Based on the how the paralleled heating elements ohm'd at 1.9 Ohms the prediction was 27.89 amps @ 53v for 1478 watts total.  



So prediction math vs. reality was off about 1.49 amp but at least the supply can draw nearly 30 amps using this test.  I have a 6th heating element I could connect as well.   That would theoretically end up at 1.6 Ohms and 33.1 amps drawn. 

Currently the problem I have is that I can't run this test and let things remain at-load for more than about 10 seconds.  I don't want these heating elements to overheat.  And after just 10 seconds they are to hot to touch.  

I have a 10 gallon steel drum that I'm going to tap for these six heating elements.  Then I'll fill it with water.  That should allow for several minutes of testing.

Apparently it would take abut 167 minutes or 2 Hours and 47 Minutes to 'boil' 10 gallons of water if Efficiency = 95% and the starting water temp was 50F degrees.  So I'll probably add ICE to the water and get good and cold before I start any real testing.  Although if the starting water temp was 80F degrees it would still take 136 Minutes to boil or 2 Hours and 16 Minutes.

The idea is to not let the water get anywhere near that hot.  Testing once that's working will be one minute ON on minute off (to simulate something like JT65A load's).
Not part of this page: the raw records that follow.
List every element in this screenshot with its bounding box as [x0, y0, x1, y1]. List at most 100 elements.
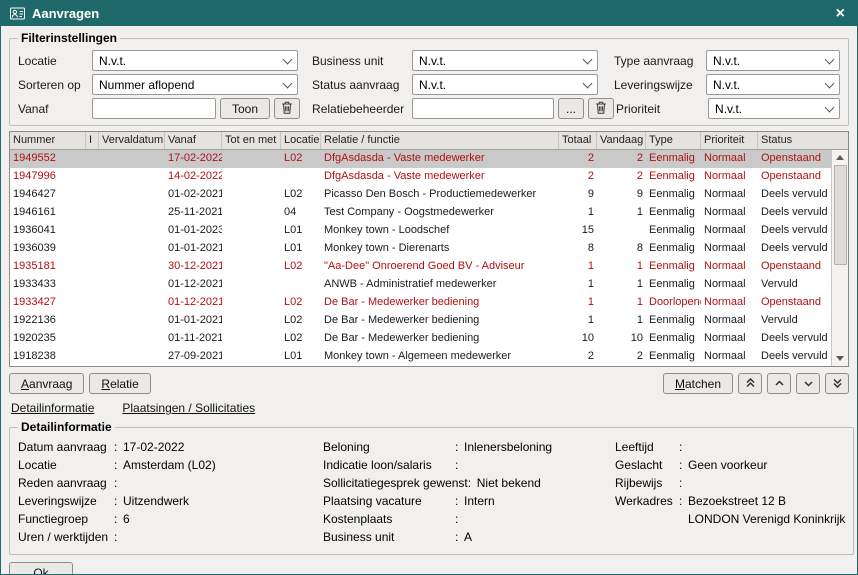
detail-label: Geslacht — [615, 458, 679, 472]
cell-relatie-functie: DfgAsdasda - Vaste medewerker — [321, 168, 559, 186]
cell-status: Openstaand — [758, 150, 831, 168]
column-header-type[interactable]: Type — [646, 132, 701, 149]
cell-vanaf: 01-02-2021 — [165, 186, 222, 204]
titlebar[interactable]: Aanvragen × — [1, 1, 857, 26]
ok-button[interactable]: Ok — [9, 562, 73, 574]
tab-plaatsingen-sollicitaties[interactable]: Plaatsingen / Sollicitaties — [122, 401, 255, 415]
column-header-relatie-functie[interactable]: Relatie / functie — [321, 132, 559, 149]
cell-vervaldatum — [99, 330, 165, 348]
cell-vandaag: 9 — [597, 186, 646, 204]
table-row[interactable]: 193518130-12-2021L02"Aa-Dee" Onroerend G… — [10, 258, 831, 276]
table-row[interactable]: 194642701-02-2021L02Picasso Den Bosch - … — [10, 186, 831, 204]
footer-row: Ok — [9, 562, 849, 574]
table-row[interactable]: 192213601-01-2021L02De Bar - Medewerker … — [10, 312, 831, 330]
column-header-vanaf[interactable]: Vanaf — [165, 132, 222, 149]
column-header-tot-en-met[interactable]: Tot en met — [222, 132, 281, 149]
chevron-down-icon — [825, 78, 835, 88]
chevron-down-icon — [803, 377, 814, 391]
table-row[interactable]: 191823827-09-2021L01Monkey town - Algeme… — [10, 348, 831, 366]
cell-vanaf: 14-02-2022 — [165, 168, 222, 186]
cell-locatie: L02 — [281, 186, 321, 204]
column-header-locatie[interactable]: Locatie — [281, 132, 321, 149]
detail-label: Functiegroep — [18, 512, 114, 526]
ellipsis-label: ... — [566, 102, 576, 116]
sorteren-op-select[interactable]: Nummer aflopend — [92, 74, 298, 95]
column-header-nummer[interactable]: Nummer — [10, 132, 86, 149]
aanvraag-button[interactable]: Aanvraag — [9, 373, 84, 394]
detail-column-3: Leeftijd:Geslacht:Geen voorkeurRijbewijs… — [615, 438, 845, 546]
record-previous-button[interactable] — [767, 373, 791, 394]
column-header-totaal[interactable]: Totaal — [559, 132, 597, 149]
cell-vanaf: 01-11-2021 — [165, 330, 222, 348]
table-row[interactable]: 193342701-12-2021L02De Bar - Medewerker … — [10, 294, 831, 312]
detail-row: LONDON Verenigd Koninkrijk — [615, 510, 845, 528]
table-row[interactable]: 194955217-02-2022L02DfgAsdasda - Vaste m… — [10, 150, 831, 168]
cell-totaal: 1 — [559, 294, 597, 312]
cell-locatie: 04 — [281, 204, 321, 222]
table-row[interactable]: 192023501-11-2021L02De Bar - Medewerker … — [10, 330, 831, 348]
table-row[interactable]: 193604101-01-2023L01Monkey town - Loodsc… — [10, 222, 831, 240]
clear-vanaf-button[interactable] — [274, 98, 300, 119]
column-header-i[interactable]: I — [86, 132, 99, 149]
aanvraag-button-label: Aanvraag — [21, 377, 72, 391]
status-aanvraag-select[interactable]: N.v.t. — [412, 74, 598, 95]
cell-i — [86, 222, 99, 240]
record-next-button[interactable] — [796, 373, 820, 394]
cell-prioriteit: Normaal — [701, 240, 758, 258]
clear-relatiebeheerder-button[interactable] — [588, 98, 614, 119]
scroll-down-arrow[interactable] — [832, 351, 848, 366]
scrollbar-thumb[interactable] — [834, 165, 847, 265]
table-row[interactable]: 1936039 01-01-2021 L01Monkey town - Dieren… — [10, 240, 831, 258]
column-header-vandaag[interactable]: Vandaag — [597, 132, 646, 149]
cell-vervaldatum — [99, 240, 165, 258]
actions-row: Aanvraag Relatie Matchen — [9, 373, 849, 394]
tab-detailinformatie[interactable]: Detailinformatie — [11, 401, 94, 415]
cell-prioriteit: Normaal — [701, 204, 758, 222]
detail-label: Uren / werktijden — [18, 530, 114, 544]
matchen-button[interactable]: Matchen — [663, 373, 733, 394]
vertical-scrollbar[interactable] — [831, 150, 848, 366]
relatie-button[interactable]: Relatie — [89, 373, 150, 394]
cell-vanaf: 17-02-2022 — [165, 150, 222, 168]
table-row[interactable]: 194616125-11-202104Test Company - Oogstm… — [10, 204, 831, 222]
relatiebeheerder-browse-button[interactable]: ... — [558, 98, 584, 119]
detail-information-legend: Detailinformatie — [18, 420, 115, 434]
detail-value: Niet bekend — [477, 476, 541, 490]
cell-nummer: 1936041 — [10, 222, 86, 240]
cell-vervaldatum — [99, 222, 165, 240]
close-icon[interactable]: × — [833, 6, 848, 22]
detail-column-2: Beloning:InlenersbeloningIndicatie loon/… — [323, 438, 615, 546]
cell-i — [86, 240, 99, 258]
scroll-up-arrow[interactable] — [832, 150, 848, 165]
table-row[interactable]: 193343301-12-2021ANWB - Administratief m… — [10, 276, 831, 294]
detail-row: Leveringswijze:Uitzendwerk — [18, 492, 323, 510]
prioriteit-select[interactable]: N.v.t. — [708, 98, 840, 119]
cell-relatie-functie: Monkey town - Dierenarts — [321, 240, 559, 258]
prioriteit-value: N.v.t. — [715, 102, 821, 116]
column-header-prioriteit[interactable]: Prioriteit — [701, 132, 758, 149]
cell-status: Openstaand — [758, 258, 831, 276]
relatiebeheerder-input[interactable] — [412, 98, 554, 119]
leveringswijze-select[interactable]: N.v.t. — [706, 74, 840, 95]
detail-value: 6 — [123, 512, 130, 526]
locatie-select[interactable]: N.v.t. — [92, 50, 298, 71]
cell-prioriteit: Normaal — [701, 186, 758, 204]
cell-vanaf: 01-01-2021 — [165, 240, 222, 258]
business-unit-select[interactable]: N.v.t. — [412, 50, 598, 71]
detail-row: Rijbewijs: — [615, 474, 845, 492]
record-first-button[interactable] — [738, 373, 762, 394]
cell-tot-en-met — [222, 348, 281, 366]
detail-label: Reden aanvraag — [18, 476, 114, 490]
column-header-status[interactable]: Status — [758, 132, 848, 149]
cell-vanaf: 01-01-2021 — [165, 312, 222, 330]
vanaf-input[interactable] — [92, 98, 216, 119]
column-header-vervaldatum[interactable]: Vervaldatum — [99, 132, 165, 149]
cell-locatie: L01 — [281, 240, 321, 258]
table-row[interactable]: 194799614-02-2022DfgAsdasda - Vaste mede… — [10, 168, 831, 186]
record-last-button[interactable] — [825, 373, 849, 394]
toon-button[interactable]: Toon — [220, 98, 270, 119]
cell-vandaag: 2 — [597, 168, 646, 186]
detail-label: Beloning — [323, 440, 455, 454]
type-aanvraag-select[interactable]: N.v.t. — [706, 50, 840, 71]
cell-nummer: 1936039 — [10, 240, 86, 258]
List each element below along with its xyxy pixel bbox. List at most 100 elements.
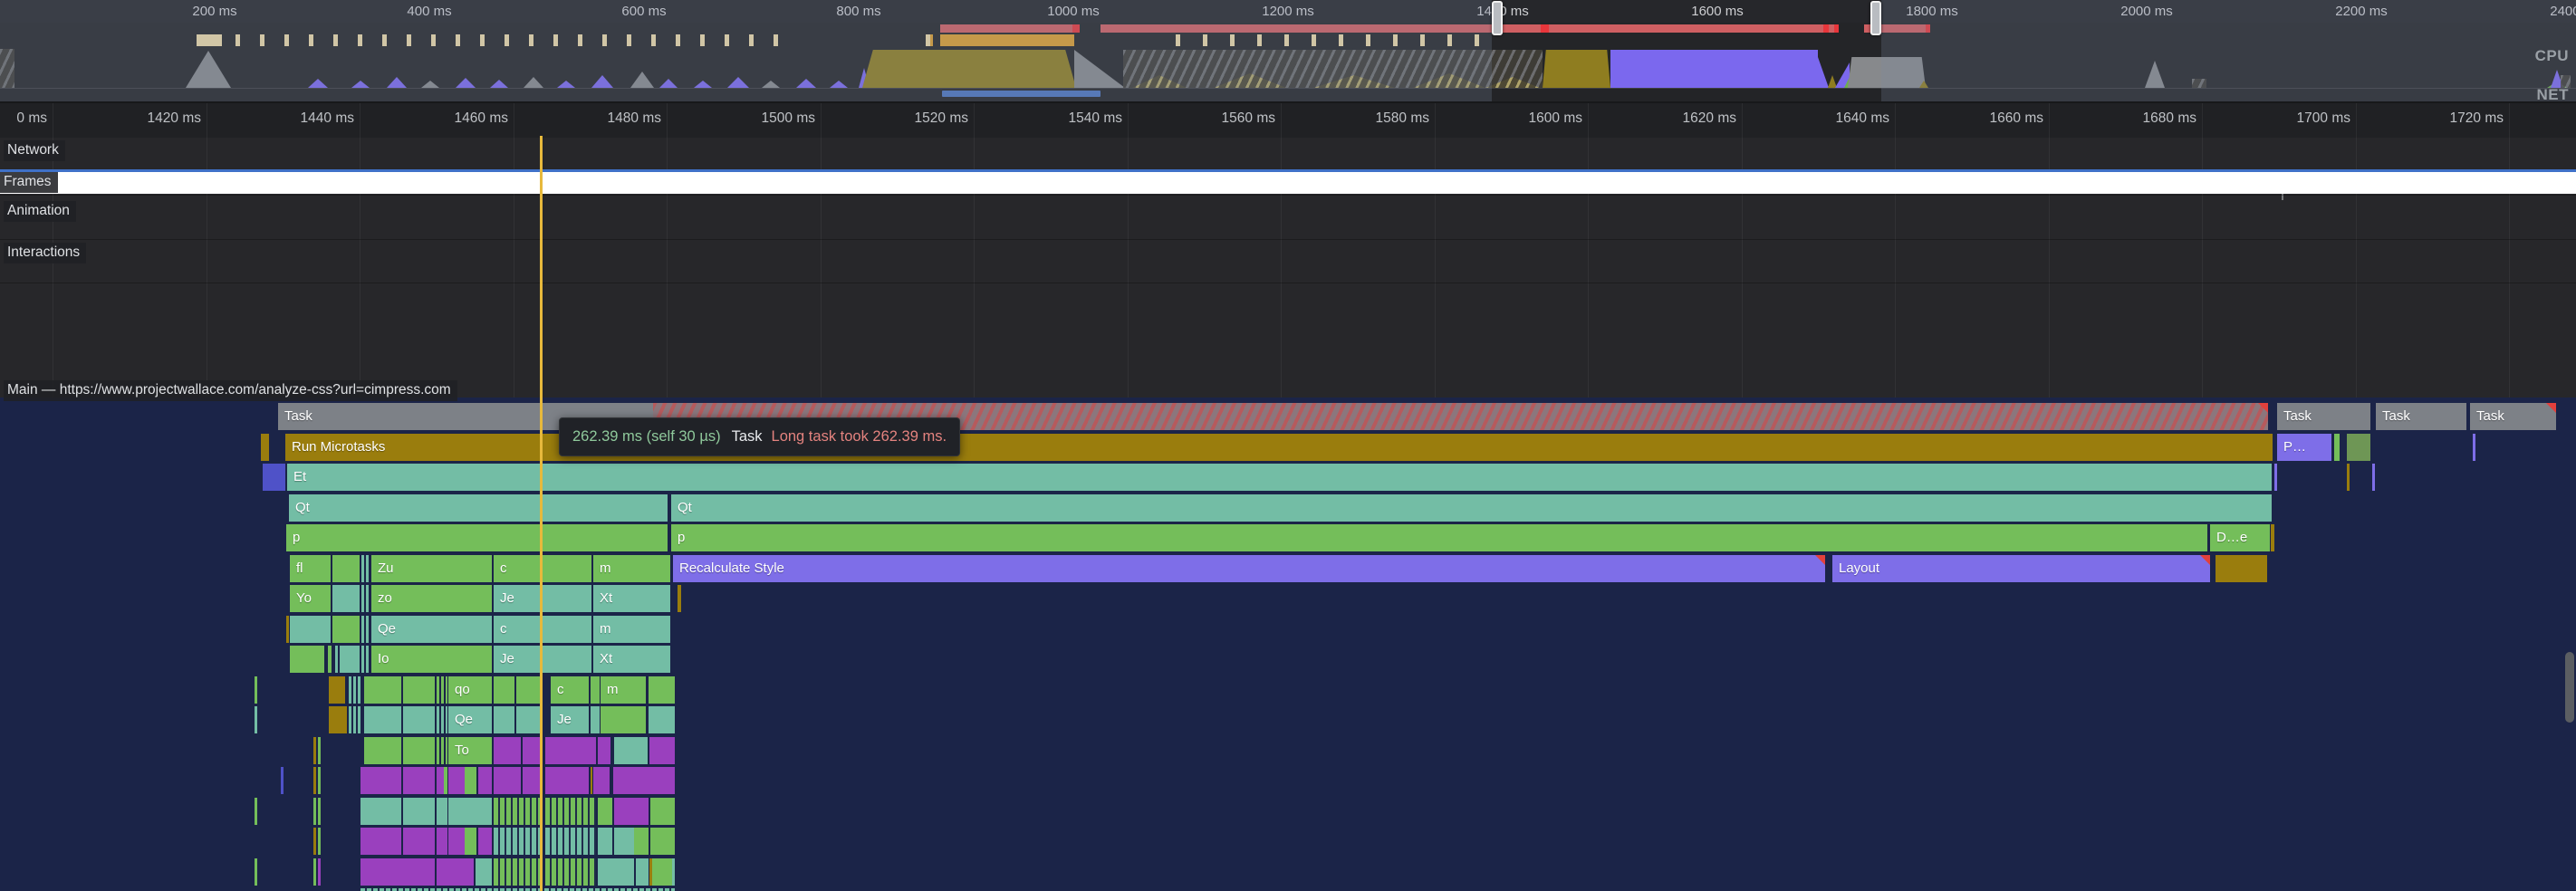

For reference 30 amps at 53 vdc is enough to drive a single BLF188XR to full power output.

UPDATE

I added the 6th heating element and indeed the Ohm's dropped to 1.6 Ohms when tested it yielded a draw of 32.4 amps.

My 10 Gallon Steel barrel will be here tomorrow, and I'll try to figure out how I'm gonna mount 6 heating elements into it :-)  More on that another soon I hope.